For questions, voters can contact their Registrar of Voters office. In Washoe County, the Registrar of Voters office has some Spanish-speaking staff for those who need assistance in Spanish. Videos detailing how to complete and submit a mail ballot are available on the Washoe County Registrar of Voters website in English and Spanish.
How to submit a mail ballot
All mail ballot return envelopes are first-class mail with prepaid postage, for 1-3 day shipping, so a stamp is not needed. Each mail ballot must be postmarked by Election Day or dropped off before 7 p.m. Counties have up to seven days to receive postmarked ballots from Election Day.
If a voter requests a replacement ballot, the original ballot will be void. Since ballots have individual barcodes, an attempted “copy” would be identified and rejected. It’s important to make sure that only one ballot is included in each return envelope and that members of the same household do not mix up their return envelopes. Attempting to vote twice in the same election is a felony in Nevada.
Mail ballots are not counted by hand; they are run through a digital scanner. Voters can track their mail ballot through an online portal called Ballottrax.

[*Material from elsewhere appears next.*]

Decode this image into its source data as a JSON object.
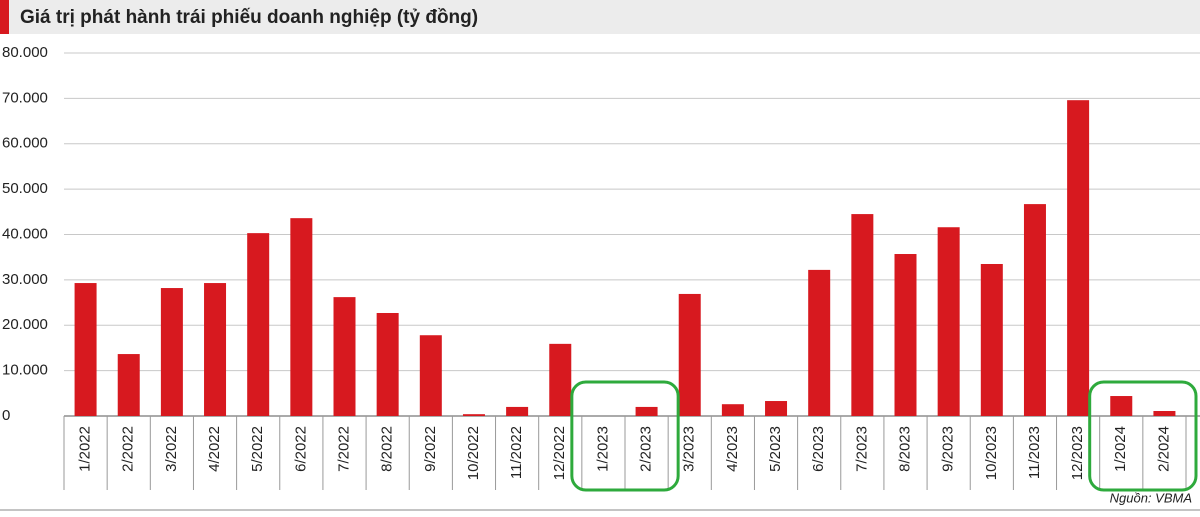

A voter also has the option to drop off his or her mail ballot at a polling site or drop-off location. Under a new Nevada law, a voter can give his or her ballot to someone else to turn in. Once it’s signed and sealed, the person has up to three days to drop it off, and if they change, destroy or modify the ballot, it is considered a felony.
There are 19 different drop-off locations during early voting and on Election day. Drop-off locations and polling sites are listed on the Secretary of State’s website.
Voting in person
Choosing to vote in person rather than by mail means the voter must surrender his or her mail ballot at the polling place. It is not required to bring the individual mail ballot to the polling place, but it is encouraged.
If voters show up without their mail ballots, they must sign an affirmation indicating that they will not vote with their mail ballots after voting in person.
Polling places will be enforcing COVID-19 mitigation protocols. Voters can expect temperature checks and are required to wear a mask. Bringing a personal pen is recommended.
Everyone voting in person will use a touchscreen voting machine or tablet, which will be sanitized between each use. In order to vote, the person will be asked to sign in and their signature will be verified. Voters can cast their ballots in either English or Spanish.